No contact allowed. Birthdays, I cried myself to sleep on Christmas, you name it.
The system doesn’t work, being secret, family court, it is scarily easy for you to end up in my situation. One day I will go public with my story, even though it would likely make things ten times worse, but when you haven’t got anything to lose anymore then why not?
I want to shake myself so so hard when I look back.The guilt, I will take to my grave.
I implore you, if you are in any kind of abusive relationship and you have children, run.
The system might protect you, depends on if you have a social worker who aligns with you or not. Depends how you present emotionally, depends on your health needs.
Depends on frivolous transient non issues that ought not to define a seismic shift as losing your children. The system can’t change if it’s in the dark. But don’t even get to that point, I beg of you.
know the signs - freedom programme, victim support, stop believing his potential, a future that’s promised.
Leave. I know it’s hard. I know post separation abuse gets ten times worse when you do leave. I know that there’s a million barriers to do so.

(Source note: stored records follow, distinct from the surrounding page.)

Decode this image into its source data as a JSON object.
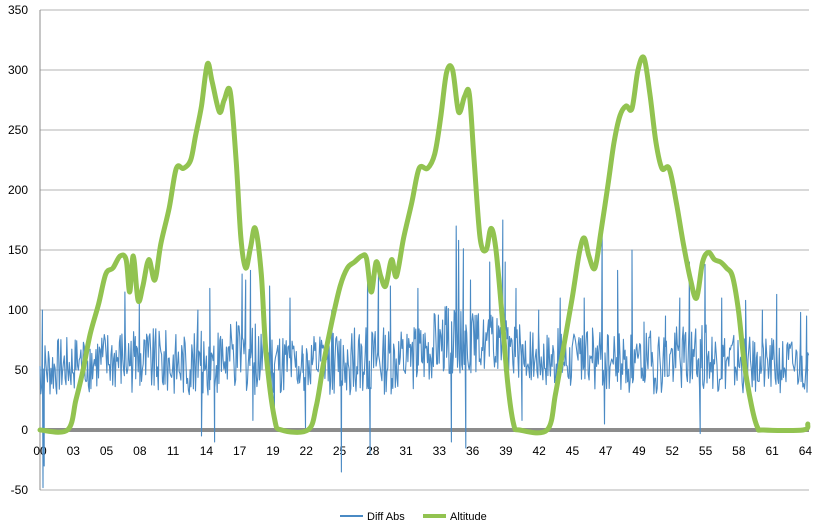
{
  "chart_data": {
    "type": "line",
    "title": "",
    "xlabel": "",
    "ylabel": "",
    "ylim": [
      -50,
      350
    ],
    "yticks": [
      -50,
      0,
      50,
      100,
      150,
      200,
      250,
      300,
      350
    ],
    "x_tick_labels": [
      "00",
      "03",
      "05",
      "08",
      "11",
      "14",
      "17",
      "19",
      "22",
      "25",
      "28",
      "31",
      "33",
      "36",
      "39",
      "42",
      "45",
      "47",
      "49",
      "52",
      "55",
      "58",
      "61",
      "64"
    ],
    "x_range": [
      0,
      64.3
    ],
    "grid": "horizontal",
    "legend": "bottom",
    "series": [
      {
        "name": "Diff Abs",
        "color": "#4a8ac4",
        "note_style": "noisy",
        "segments": [
          [
            0.0,
            0.3,
            50,
            20,
            0
          ],
          [
            3.0,
            20,
            55,
            18,
            1
          ],
          [
            8.0,
            20,
            58,
            22,
            2
          ],
          [
            13.0,
            20,
            55,
            20,
            3
          ],
          [
            18.0,
            20,
            62,
            25,
            4
          ],
          [
            22.0,
            20,
            52,
            18,
            5
          ],
          [
            26.0,
            20,
            58,
            22,
            6
          ],
          [
            31.0,
            20,
            58,
            22,
            7
          ],
          [
            34.0,
            20,
            75,
            22,
            8
          ],
          [
            38.0,
            20,
            72,
            18,
            9
          ],
          [
            41.0,
            20,
            62,
            18,
            10
          ],
          [
            45.0,
            20,
            58,
            20,
            11
          ],
          [
            50.0,
            20,
            55,
            20,
            12
          ],
          [
            55.0,
            20,
            62,
            22,
            13
          ],
          [
            60.0,
            20,
            52,
            18,
            14
          ],
          [
            64.3,
            20,
            55,
            18,
            15
          ]
        ],
        "spikes": [
          [
            0.2,
            100
          ],
          [
            0.25,
            -48
          ],
          [
            0.35,
            -30
          ],
          [
            7.1,
            115
          ],
          [
            8.3,
            105
          ],
          [
            13.2,
            100
          ],
          [
            13.5,
            -5
          ],
          [
            14.2,
            118
          ],
          [
            14.6,
            -10
          ],
          [
            16.9,
            130
          ],
          [
            17.2,
            125
          ],
          [
            17.6,
            133
          ],
          [
            17.8,
            8
          ],
          [
            19.2,
            120
          ],
          [
            19.6,
            5
          ],
          [
            20.9,
            110
          ],
          [
            22.2,
            2
          ],
          [
            24.4,
            100
          ],
          [
            25.2,
            -35
          ],
          [
            26.3,
            85
          ],
          [
            27.4,
            142
          ],
          [
            27.6,
            -20
          ],
          [
            28.3,
            133
          ],
          [
            29.3,
            120
          ],
          [
            31.6,
            118
          ],
          [
            34.0,
            103
          ],
          [
            34.4,
            -10
          ],
          [
            34.8,
            170
          ],
          [
            35.0,
            158
          ],
          [
            35.4,
            151
          ],
          [
            35.6,
            -15
          ],
          [
            36.0,
            125
          ],
          [
            37.6,
            140
          ],
          [
            38.7,
            175
          ],
          [
            38.9,
            140
          ],
          [
            39.8,
            118
          ],
          [
            40.3,
            8
          ],
          [
            41.7,
            100
          ],
          [
            43.5,
            110
          ],
          [
            45.5,
            110
          ],
          [
            46.2,
            85
          ],
          [
            47.0,
            173
          ],
          [
            47.2,
            5
          ],
          [
            48.3,
            133
          ],
          [
            49.5,
            150
          ],
          [
            50.5,
            90
          ],
          [
            52.3,
            95
          ],
          [
            53.5,
            110
          ],
          [
            54.3,
            140
          ],
          [
            55.2,
            -3
          ],
          [
            55.6,
            138
          ],
          [
            57.0,
            110
          ],
          [
            59.0,
            108
          ],
          [
            60.4,
            100
          ],
          [
            61.6,
            113
          ],
          [
            63.6,
            98
          ],
          [
            64.1,
            95
          ]
        ]
      },
      {
        "name": "Altitude",
        "color": "#92c350",
        "points": [
          [
            0.0,
            0
          ],
          [
            2.3,
            0
          ],
          [
            3.0,
            25
          ],
          [
            3.6,
            50
          ],
          [
            4.2,
            80
          ],
          [
            4.9,
            105
          ],
          [
            5.5,
            130
          ],
          [
            6.1,
            135
          ],
          [
            6.7,
            145
          ],
          [
            7.2,
            142
          ],
          [
            7.5,
            115
          ],
          [
            7.8,
            145
          ],
          [
            8.2,
            108
          ],
          [
            8.6,
            120
          ],
          [
            9.1,
            142
          ],
          [
            9.6,
            125
          ],
          [
            10.1,
            155
          ],
          [
            10.8,
            185
          ],
          [
            11.4,
            218
          ],
          [
            12.0,
            218
          ],
          [
            12.6,
            225
          ],
          [
            13.0,
            245
          ],
          [
            13.5,
            270
          ],
          [
            14.0,
            305
          ],
          [
            14.4,
            290
          ],
          [
            15.0,
            265
          ],
          [
            15.4,
            275
          ],
          [
            15.9,
            282
          ],
          [
            16.4,
            225
          ],
          [
            16.8,
            160
          ],
          [
            17.2,
            135
          ],
          [
            17.6,
            152
          ],
          [
            18.0,
            168
          ],
          [
            18.5,
            130
          ],
          [
            18.9,
            65
          ],
          [
            19.6,
            10
          ],
          [
            20.2,
            0
          ],
          [
            22.4,
            0
          ],
          [
            23.1,
            20
          ],
          [
            23.7,
            55
          ],
          [
            24.4,
            90
          ],
          [
            25.1,
            120
          ],
          [
            25.7,
            135
          ],
          [
            26.3,
            140
          ],
          [
            26.9,
            145
          ],
          [
            27.3,
            143
          ],
          [
            27.7,
            115
          ],
          [
            28.1,
            140
          ],
          [
            28.5,
            128
          ],
          [
            28.9,
            120
          ],
          [
            29.4,
            142
          ],
          [
            29.8,
            128
          ],
          [
            30.4,
            160
          ],
          [
            31.1,
            190
          ],
          [
            31.7,
            218
          ],
          [
            32.4,
            218
          ],
          [
            33.0,
            230
          ],
          [
            33.5,
            260
          ],
          [
            34.0,
            298
          ],
          [
            34.5,
            300
          ],
          [
            35.0,
            265
          ],
          [
            35.5,
            278
          ],
          [
            35.9,
            280
          ],
          [
            36.3,
            225
          ],
          [
            36.8,
            160
          ],
          [
            37.3,
            150
          ],
          [
            37.7,
            168
          ],
          [
            38.1,
            152
          ],
          [
            38.6,
            100
          ],
          [
            39.1,
            40
          ],
          [
            39.6,
            5
          ],
          [
            40.1,
            0
          ],
          [
            42.4,
            0
          ],
          [
            43.1,
            30
          ],
          [
            43.8,
            70
          ],
          [
            44.5,
            110
          ],
          [
            45.1,
            148
          ],
          [
            45.5,
            160
          ],
          [
            45.9,
            145
          ],
          [
            46.4,
            135
          ],
          [
            46.9,
            165
          ],
          [
            47.5,
            205
          ],
          [
            48.0,
            240
          ],
          [
            48.5,
            262
          ],
          [
            49.0,
            270
          ],
          [
            49.5,
            268
          ],
          [
            50.0,
            300
          ],
          [
            50.5,
            310
          ],
          [
            51.0,
            280
          ],
          [
            51.5,
            240
          ],
          [
            52.0,
            218
          ],
          [
            52.6,
            218
          ],
          [
            53.2,
            190
          ],
          [
            53.8,
            155
          ],
          [
            54.4,
            125
          ],
          [
            54.9,
            110
          ],
          [
            55.4,
            140
          ],
          [
            55.9,
            148
          ],
          [
            56.4,
            142
          ],
          [
            56.9,
            140
          ],
          [
            57.4,
            135
          ],
          [
            57.9,
            128
          ],
          [
            58.4,
            100
          ],
          [
            58.9,
            55
          ],
          [
            59.5,
            20
          ],
          [
            60.0,
            2
          ],
          [
            60.5,
            0
          ],
          [
            63.8,
            0
          ],
          [
            64.2,
            5
          ]
        ]
      }
    ]
  }
}
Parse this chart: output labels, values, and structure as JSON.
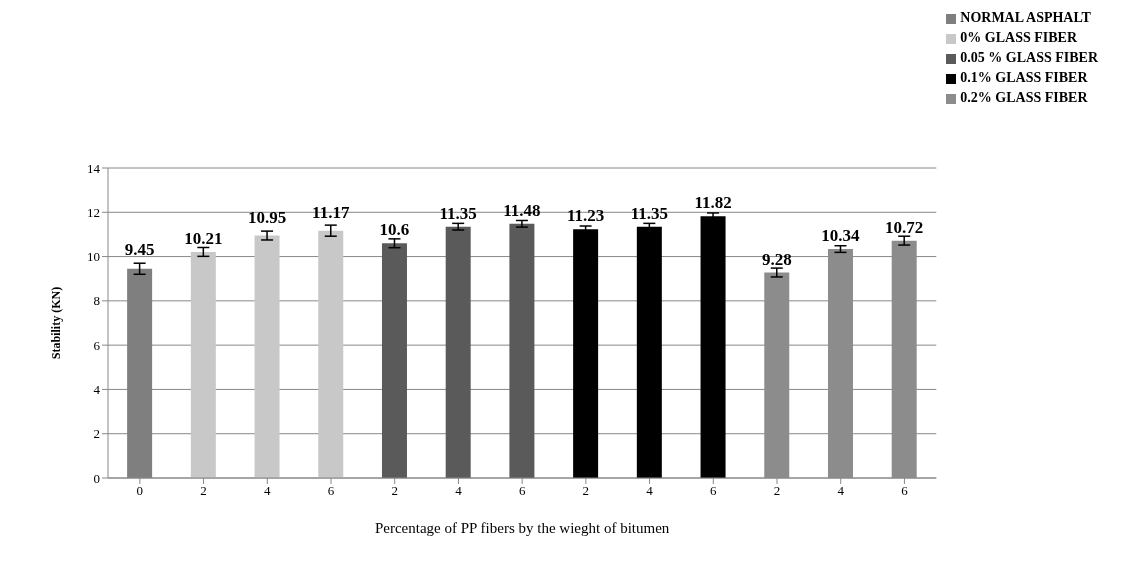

But if I had the knowledge I know now, back then, I would have ran like the wind with my babies and never looked back:
I still have a fight ahead of me. And nowhere to turn. Because when you’ve been written off with a narrative created about you that isn’t true; nothing you do or say or prove makes an iota of difference - it hasn’t so far. But im not giving up on my children, or on myself, or on fighting back within the system.
even if you do leave and go through the toxic dance of ‘co parenting’ with a narc, it will damage your children far more than you can know. On a cellular level, I have had NO idea the physical damage ongoing adrenaline cortisol and the extreme high and low of these relationships and how catastrophic it impacts your health.
it isn’t you, it’s him. He won’t change. It WILL happen again. It WILL get worse. And the risk is that you will get smaller and smaller, weaker and easier to manipulate and you could end up like me.
Please love your kids more than you love what you think is love - it’s not remotely conscious, it wasn’t at all to me; I had zero idea that technically dancing in that dynamic WAS putting my need for this fantasy family first and I let my children down.
one day I hope to change what I can for the next mother in my shoes, and I hope anyone reading this living in an abusive relationship in whichever way if it manifests, to take those steps to leave.